GALUH

Jeff Harlo
Chapter #207

S5. Tanah Badui

Menembus tebalnya kabut di kedalaman hutan Halimun, membawa Pitung dan Renggi masuk ke wilayah tanah Badui. Tidak seperti kebanyakan tanah negeri yang memiliki penjaga dan dinding pelindung wilayah, tanah Badui menyambut kedatangan mereka layaknya pulang ke rumah.

Tidak ada jalan besar yang penuh lalu lalang kereta dari logam yang ditarik binatang tertentu. Bahkan siapapun yang melihat kedatangan orang asing, maka dialah yang menyambut orang asing itu memasuki wilayah tanah Badui.

"Bade ka saha?" tanya seorang warga yang melihat kedatangan Pitung dan Renggi. Di sana ada beberapa warga yang berjalan menuju ladang di pagi itu.

Dengan hormat Pitung menjawab. "Kami ingin bertemu Sandanu yang datang bersama Nyai Anteh."

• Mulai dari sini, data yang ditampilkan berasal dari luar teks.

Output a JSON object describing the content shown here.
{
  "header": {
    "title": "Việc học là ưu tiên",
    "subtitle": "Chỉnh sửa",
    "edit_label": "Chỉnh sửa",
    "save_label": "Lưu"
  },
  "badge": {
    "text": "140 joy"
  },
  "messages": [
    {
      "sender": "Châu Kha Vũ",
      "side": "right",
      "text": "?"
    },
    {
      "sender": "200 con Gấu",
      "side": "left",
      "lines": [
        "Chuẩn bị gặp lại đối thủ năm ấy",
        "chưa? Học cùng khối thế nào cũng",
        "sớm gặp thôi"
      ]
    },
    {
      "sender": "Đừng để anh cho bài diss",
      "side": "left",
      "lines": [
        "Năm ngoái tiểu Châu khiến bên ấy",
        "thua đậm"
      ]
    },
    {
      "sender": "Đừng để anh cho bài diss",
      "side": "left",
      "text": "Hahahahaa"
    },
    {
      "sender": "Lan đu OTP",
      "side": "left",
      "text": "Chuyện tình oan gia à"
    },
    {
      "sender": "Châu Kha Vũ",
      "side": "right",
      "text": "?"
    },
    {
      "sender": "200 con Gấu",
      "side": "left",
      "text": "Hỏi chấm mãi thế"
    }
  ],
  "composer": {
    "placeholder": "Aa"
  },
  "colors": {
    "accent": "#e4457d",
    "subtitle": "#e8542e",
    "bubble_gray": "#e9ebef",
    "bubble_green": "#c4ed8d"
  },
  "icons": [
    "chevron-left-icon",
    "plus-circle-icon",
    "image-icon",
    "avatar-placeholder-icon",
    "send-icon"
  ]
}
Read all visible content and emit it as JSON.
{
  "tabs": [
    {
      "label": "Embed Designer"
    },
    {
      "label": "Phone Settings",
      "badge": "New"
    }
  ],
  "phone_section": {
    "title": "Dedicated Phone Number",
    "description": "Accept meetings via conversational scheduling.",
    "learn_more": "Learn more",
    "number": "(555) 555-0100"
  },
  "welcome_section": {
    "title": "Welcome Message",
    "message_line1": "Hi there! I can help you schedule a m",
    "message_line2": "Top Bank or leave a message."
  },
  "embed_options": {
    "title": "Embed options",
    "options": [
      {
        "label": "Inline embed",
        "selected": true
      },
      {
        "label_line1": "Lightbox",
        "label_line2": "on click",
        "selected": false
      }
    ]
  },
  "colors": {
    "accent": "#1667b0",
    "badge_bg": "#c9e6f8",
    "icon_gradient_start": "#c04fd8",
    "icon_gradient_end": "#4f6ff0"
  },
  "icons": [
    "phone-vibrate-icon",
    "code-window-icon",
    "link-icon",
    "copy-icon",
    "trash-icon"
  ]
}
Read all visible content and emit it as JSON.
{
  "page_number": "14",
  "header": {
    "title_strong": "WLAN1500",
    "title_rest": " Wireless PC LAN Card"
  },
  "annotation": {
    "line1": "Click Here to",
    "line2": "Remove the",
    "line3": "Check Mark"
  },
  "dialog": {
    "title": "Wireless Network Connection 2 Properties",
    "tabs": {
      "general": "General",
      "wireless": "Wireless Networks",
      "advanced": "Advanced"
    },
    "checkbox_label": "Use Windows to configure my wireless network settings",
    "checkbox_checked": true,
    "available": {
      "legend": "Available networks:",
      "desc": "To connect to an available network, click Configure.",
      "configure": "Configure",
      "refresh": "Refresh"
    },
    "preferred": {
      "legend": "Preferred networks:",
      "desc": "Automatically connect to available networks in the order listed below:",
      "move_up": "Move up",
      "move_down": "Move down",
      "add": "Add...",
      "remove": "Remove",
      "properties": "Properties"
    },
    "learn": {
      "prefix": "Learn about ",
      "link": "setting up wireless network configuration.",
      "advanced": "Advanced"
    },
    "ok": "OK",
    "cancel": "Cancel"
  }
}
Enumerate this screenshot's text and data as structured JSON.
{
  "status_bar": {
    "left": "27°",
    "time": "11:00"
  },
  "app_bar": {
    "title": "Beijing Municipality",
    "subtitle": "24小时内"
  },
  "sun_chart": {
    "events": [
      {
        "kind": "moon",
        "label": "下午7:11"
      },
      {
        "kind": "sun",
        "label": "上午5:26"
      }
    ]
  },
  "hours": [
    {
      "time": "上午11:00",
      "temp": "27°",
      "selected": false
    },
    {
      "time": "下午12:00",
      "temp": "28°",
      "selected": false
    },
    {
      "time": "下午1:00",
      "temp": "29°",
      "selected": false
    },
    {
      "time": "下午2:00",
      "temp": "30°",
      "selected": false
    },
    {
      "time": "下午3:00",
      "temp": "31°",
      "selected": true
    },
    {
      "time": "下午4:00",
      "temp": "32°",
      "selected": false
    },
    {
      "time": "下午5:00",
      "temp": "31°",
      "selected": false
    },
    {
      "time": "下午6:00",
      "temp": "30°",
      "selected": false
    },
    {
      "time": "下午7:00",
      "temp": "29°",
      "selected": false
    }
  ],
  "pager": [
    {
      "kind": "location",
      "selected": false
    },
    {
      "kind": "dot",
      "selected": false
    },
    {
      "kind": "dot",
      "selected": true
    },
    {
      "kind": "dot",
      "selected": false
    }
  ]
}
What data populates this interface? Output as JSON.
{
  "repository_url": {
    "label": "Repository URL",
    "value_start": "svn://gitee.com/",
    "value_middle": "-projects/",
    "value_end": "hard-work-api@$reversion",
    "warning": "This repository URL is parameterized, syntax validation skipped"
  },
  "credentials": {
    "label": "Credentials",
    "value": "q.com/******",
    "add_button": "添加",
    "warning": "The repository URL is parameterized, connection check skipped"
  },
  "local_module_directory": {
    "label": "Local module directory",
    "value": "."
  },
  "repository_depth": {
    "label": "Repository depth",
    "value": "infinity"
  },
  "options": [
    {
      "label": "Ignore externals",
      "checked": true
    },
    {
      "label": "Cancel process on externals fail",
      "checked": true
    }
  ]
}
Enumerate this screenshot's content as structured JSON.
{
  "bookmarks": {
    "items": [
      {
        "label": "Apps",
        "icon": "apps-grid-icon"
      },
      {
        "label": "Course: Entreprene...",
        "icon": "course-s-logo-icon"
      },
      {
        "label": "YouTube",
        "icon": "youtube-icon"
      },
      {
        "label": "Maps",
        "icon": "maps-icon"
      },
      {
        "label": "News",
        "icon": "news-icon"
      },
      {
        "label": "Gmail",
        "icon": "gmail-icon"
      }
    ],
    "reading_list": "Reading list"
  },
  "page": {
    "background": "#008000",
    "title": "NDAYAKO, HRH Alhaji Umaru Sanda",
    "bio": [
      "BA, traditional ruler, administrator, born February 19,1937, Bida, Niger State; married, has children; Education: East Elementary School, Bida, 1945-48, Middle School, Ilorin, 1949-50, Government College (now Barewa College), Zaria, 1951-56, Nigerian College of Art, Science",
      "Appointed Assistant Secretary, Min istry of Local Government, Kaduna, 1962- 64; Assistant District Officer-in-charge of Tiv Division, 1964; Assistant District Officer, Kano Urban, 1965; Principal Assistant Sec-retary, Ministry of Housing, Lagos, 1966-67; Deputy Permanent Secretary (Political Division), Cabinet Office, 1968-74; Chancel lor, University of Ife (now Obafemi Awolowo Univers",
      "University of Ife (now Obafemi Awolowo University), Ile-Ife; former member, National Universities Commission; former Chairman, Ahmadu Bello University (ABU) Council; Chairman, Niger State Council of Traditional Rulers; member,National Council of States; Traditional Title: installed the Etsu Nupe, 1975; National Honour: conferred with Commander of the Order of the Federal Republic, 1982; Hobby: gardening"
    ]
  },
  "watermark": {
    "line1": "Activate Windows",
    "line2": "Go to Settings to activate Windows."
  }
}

"Oh iya," balasnya. Kemudian, ditunjukkan untuk mengikuti jalan itu sampai menemukan alun-alun. Dan di sana ada seorang teman dari Sandanu yang juga datang bersama Nyai Anteh untuk bisa ditemui.

Tanpa bertanya lagi, warga tanah Badui itu meninggalkan orang asing yang datang di tanah negerinya untuk pergi ke ladang. Mereka tidak menaruh curiga kepada tamu itu. Begitu pula, Pitung dan Renggi melanjutkan perjalanannya memasuki wilayah pemukiman tanah Badui dan diperhatikan oleh lutung-lutung yang bergelantungan di pepohonan.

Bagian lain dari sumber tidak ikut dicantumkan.